The Bethesda System definition of CIN 2 (HSIL)
The Bethesda System definition of CIN 2 (HSIL)
- Cells occur singly or grouped in sheets or in syncytial-like clusters with crowded nuclei
- Cells generally have delicate or dense cytoplasm; occasionally the cytoplasm is heavily keratinised
- Nuclear enlargement is three or more times greater than that of normal intermediate cell nuclei*
- The cytoplasmic area may be decreased. For this reason, in a cell with very high nuclear/cytoplasmic ratio, the dimension of the nucleus can be smaller than in LSIL
- Nuclear borders are irregular
- Anisonucleosis is prominent
- Hyperchromasia of nuclei is present and chromatin granular & evenly distributed (fine or coarse)
- Overall cell size may be smaller than in LSIL
*The WHO cytological definition of CIN 1 requires that the nucleus occupies between one half and two thirds the area of the cell.
Cytological diagnosis of CIN3 (encompassing HSIL, severe dysplasia and carcinoma in situ)
The Bethesda System definition CIN 3 (HSIL)

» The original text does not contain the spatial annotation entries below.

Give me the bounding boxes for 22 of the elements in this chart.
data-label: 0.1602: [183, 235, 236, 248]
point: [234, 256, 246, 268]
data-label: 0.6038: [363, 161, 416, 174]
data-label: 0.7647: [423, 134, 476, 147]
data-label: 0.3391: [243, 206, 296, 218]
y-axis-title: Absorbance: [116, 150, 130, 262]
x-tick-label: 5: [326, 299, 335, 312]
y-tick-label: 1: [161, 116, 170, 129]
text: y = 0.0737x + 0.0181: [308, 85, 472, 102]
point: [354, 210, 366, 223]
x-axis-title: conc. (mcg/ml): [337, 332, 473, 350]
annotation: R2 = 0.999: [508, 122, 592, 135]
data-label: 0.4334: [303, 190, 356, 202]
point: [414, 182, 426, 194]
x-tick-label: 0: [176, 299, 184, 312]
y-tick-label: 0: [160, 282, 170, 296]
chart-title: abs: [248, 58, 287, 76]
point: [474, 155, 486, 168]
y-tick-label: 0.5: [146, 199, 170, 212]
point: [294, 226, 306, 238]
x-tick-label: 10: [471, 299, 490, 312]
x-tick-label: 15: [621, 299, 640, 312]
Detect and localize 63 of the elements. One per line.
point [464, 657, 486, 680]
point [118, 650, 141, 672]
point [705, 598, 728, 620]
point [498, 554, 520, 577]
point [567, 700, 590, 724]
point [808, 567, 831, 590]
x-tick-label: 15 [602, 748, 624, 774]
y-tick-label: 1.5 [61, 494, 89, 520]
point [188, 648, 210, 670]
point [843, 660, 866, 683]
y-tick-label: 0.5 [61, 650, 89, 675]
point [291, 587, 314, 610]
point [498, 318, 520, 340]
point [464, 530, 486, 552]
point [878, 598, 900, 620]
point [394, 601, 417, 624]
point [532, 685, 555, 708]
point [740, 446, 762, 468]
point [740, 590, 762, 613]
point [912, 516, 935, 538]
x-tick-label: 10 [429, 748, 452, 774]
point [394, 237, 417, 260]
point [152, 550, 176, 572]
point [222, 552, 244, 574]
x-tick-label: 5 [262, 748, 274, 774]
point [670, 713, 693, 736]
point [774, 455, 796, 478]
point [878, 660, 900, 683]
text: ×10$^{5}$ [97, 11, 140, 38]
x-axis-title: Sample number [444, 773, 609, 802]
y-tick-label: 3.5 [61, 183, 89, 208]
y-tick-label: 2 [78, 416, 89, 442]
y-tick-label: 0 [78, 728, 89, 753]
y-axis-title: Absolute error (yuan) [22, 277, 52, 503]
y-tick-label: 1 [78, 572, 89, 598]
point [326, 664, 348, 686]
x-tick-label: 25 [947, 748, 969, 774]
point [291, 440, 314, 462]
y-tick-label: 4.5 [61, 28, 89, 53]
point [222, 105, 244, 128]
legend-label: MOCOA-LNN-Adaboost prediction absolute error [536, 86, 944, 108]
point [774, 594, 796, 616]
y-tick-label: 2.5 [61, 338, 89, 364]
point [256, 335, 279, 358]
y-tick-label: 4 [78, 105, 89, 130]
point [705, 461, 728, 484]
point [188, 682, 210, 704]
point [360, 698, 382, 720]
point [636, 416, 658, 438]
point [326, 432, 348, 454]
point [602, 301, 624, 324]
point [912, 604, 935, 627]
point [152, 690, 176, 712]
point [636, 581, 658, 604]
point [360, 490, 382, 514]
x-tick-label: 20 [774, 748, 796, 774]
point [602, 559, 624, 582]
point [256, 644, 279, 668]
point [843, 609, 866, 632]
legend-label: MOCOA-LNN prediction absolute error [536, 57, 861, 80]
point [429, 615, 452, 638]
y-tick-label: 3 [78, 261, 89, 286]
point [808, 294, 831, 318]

- Cells occur singly or grouped in sheets or in syncytial-like clusters
- Abnormal nuclei generally found in cells with immature, delicate or dense cytoplasm; occasionally the cytoplasm is heavily keratinised
- Nuclear enlargement is three or more times the area of normal intermediate nuclei*
- The cytoplasmic area is decreased. For this reason, in a cell with very high nuclear/cytoplasmic ratio, the dimension of the nucleus can be smaller than in LSIL
- Overall cell size is often ksmaller than in LSIL
- Nuclei are hyperchromatic usually with granular coarse chromatin
- Nuclear borders are irregular and anisonucleosis is a prominent feature
- When the abnormal cells occur in sheets ,the nuclei are crowded and overlapping and mitotic figures may be seen
*The WHO cytological definition of CIN 3 requires that the nucleus occupies more than two thirds of the area of the cell.